The Best We Could Do Summary
The Best We Could Do is a graphic memoir by Thi Bui published in 2017. In the book, Bui tells the story of how her family came to the United States from Vietnam.
- Thi Bui recalls the birth of her son in 2005. She then begins to tell her own parents' stories.
- Thi's parents grew up in Vietnam. After the war, they fled to the United States with young Thi and her siblings, eventually settling in California.
- Bui hopes that telling her family's story will help give her young son a chance to be free from the trauma of the past.
Summary
Introduction
The Best We Could Do is a graphic memoir by Vietnamese American cartoonist Thi Bui, published in 2017. The book explores Thi’s experience as a first-time parent, as well as her family’s history in Vietnam and, after the Vietnam War, as immigrants to the US. While working on the book as a graduate student at New York University, Thi visited Vietnam and interviewed her parents, asking to hear stories from their lives. The memoir examines parenthood and family, the long-lasting effects of war on families and children, and the difficulties of immigration, diaspora, displacement, and cultural assimilation.
Plot Summary
Thi Bui begins her memoir with the birth of her first child, a son, in New York City in 2005. From there, she begins to tell her family’s story, filling in the gaps in her own knowledge and memory and interweaving her family history with the history of Vietnam. Thi learns that her parents, called Ma and Bo, led very different early lives—while Ma grew up in relative wealth and privilege in the southern Vietnamese city of Nha Trang, supported by loving parents and attending French schools, Bo grew up in northern Vietnam, where he was abandoned by an abusive father who joined Ho Chi Minh’s nationalist liberation movement, the Viet Minh. Bo and his grandparents, who raised him after his father’s departure, struggled for survival in the chaotic wake of World War II, when Vietnam was occupied by the French and Japanese. He feared what would happen were a communist regime to take over, witnessed the execution of political prisoners, and at one point, narrowly escaped being executed himself. From his stories, Bui gains a new understanding of her father’s sometimes frightening moods.
Ma and Bo met at a teacher’s college in southern Vietnam and eventually graduated and married. At the time, Vietnam had freed itself from French control, but a new conflict was looming in the form of civil war between North and South Vietnam. In 1955, the war officially began, and the US, eager to fight communism wherever it took hold, quickly joined South Vietnam in fighting against the communist North.
In the late 1970s, when the North had finally won the war, Bo and a pregnant Ma fled South Vietnam with the young Thi and her older sisters, Lan and Bich. They became one family among the thousands known as “boat people,” South Asian refugees forced to make a dangerous sea journey away from an equally dangerous homeland. Thi describes how her book is “tracing our journey in reverse . . . over the ocean . . . through the war, seeking an origin story, that will set everything right.”

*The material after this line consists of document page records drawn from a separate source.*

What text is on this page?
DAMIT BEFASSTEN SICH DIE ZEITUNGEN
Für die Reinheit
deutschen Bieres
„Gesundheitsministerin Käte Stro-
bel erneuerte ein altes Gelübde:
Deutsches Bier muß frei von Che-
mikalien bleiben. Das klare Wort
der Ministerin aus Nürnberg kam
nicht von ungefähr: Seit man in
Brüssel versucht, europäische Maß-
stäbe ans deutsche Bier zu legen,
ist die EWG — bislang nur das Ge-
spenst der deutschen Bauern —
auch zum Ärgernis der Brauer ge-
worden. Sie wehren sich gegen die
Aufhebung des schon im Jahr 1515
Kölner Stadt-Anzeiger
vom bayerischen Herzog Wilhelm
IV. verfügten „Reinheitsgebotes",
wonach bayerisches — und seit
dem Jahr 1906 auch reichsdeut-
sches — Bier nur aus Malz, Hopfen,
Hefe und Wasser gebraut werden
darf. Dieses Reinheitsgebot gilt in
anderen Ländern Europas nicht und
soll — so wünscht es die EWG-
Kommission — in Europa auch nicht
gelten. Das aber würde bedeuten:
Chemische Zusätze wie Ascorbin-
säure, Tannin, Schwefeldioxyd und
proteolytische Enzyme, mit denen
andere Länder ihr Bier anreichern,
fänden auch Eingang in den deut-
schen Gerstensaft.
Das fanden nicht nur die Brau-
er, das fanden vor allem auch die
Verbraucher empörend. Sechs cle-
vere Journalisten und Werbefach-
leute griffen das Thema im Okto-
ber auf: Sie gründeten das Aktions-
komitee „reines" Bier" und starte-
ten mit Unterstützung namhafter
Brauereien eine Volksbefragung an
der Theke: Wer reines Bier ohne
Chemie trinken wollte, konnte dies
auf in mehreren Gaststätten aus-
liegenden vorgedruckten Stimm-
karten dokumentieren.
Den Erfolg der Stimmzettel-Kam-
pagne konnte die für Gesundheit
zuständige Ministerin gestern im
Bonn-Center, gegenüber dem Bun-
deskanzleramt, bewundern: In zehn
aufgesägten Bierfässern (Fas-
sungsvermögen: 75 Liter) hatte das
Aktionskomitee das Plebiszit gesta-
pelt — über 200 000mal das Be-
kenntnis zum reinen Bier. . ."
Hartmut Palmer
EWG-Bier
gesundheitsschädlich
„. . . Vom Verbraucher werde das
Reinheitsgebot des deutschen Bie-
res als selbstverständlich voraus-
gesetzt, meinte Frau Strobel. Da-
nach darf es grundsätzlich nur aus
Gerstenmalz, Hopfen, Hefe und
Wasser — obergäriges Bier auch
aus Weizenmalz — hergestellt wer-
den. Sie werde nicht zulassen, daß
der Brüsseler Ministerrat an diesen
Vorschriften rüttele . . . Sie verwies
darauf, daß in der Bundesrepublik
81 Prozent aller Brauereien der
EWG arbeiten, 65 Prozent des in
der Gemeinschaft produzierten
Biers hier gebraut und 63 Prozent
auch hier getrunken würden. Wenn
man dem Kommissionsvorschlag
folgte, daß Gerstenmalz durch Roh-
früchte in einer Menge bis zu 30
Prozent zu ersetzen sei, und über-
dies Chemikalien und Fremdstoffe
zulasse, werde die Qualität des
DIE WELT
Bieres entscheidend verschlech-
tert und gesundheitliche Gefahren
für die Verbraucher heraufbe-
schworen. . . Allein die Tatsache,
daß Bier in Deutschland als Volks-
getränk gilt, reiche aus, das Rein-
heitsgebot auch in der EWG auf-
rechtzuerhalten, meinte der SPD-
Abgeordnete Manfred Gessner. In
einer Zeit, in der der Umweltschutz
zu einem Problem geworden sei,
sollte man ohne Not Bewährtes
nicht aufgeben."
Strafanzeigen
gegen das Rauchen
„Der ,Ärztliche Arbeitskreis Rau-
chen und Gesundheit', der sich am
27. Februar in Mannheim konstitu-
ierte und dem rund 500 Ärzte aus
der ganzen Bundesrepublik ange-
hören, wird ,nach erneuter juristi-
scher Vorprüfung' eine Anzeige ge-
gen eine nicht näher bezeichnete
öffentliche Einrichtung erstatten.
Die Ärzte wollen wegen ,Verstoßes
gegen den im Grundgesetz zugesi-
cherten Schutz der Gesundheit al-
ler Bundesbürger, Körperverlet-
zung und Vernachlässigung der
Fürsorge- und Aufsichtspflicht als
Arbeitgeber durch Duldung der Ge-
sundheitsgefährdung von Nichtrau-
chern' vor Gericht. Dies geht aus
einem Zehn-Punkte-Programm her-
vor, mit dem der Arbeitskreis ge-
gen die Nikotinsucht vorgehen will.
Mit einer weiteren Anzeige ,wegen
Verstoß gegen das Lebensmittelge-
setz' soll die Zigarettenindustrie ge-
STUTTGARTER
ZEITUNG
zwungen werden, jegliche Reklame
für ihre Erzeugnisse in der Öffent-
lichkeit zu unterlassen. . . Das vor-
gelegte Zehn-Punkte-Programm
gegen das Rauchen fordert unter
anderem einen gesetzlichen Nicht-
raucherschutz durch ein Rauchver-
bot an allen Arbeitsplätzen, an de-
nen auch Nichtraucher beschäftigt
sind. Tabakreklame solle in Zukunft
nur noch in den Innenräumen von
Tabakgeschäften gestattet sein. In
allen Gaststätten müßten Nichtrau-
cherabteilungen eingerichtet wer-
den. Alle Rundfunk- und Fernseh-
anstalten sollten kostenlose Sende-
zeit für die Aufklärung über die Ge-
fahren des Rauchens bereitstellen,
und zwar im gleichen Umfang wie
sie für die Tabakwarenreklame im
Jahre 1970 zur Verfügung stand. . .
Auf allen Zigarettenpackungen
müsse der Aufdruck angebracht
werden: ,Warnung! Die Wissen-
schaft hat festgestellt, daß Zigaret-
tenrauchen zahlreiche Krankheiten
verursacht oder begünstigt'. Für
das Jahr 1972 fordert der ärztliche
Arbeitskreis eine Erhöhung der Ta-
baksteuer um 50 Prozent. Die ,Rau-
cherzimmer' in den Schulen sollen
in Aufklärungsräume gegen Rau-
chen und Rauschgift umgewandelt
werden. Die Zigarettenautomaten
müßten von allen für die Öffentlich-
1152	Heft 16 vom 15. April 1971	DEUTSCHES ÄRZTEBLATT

After a few months in a refugee camp in Malaysia, where Thi's brother, Tam, was born, the family immigrated to the US, where they had relatives in Chicago, and eventually moved to San Diego. Together they learned to adapt to their new lives, language, and home—an easier process for Thi and her siblings than for their parents, whose teaching qualifications weren’t recognized in the US and who studied while working minimum-wage jobs and mourning the loss of two children who had died in infancy.
Thi Bui ends her memoir contemplating her new role as a mother and the future she wants to provide for her son. She recognizes that the pain endured by her family has shaped her, and she hopes that by telling their story, she can free her son from the weight of inherited trauma.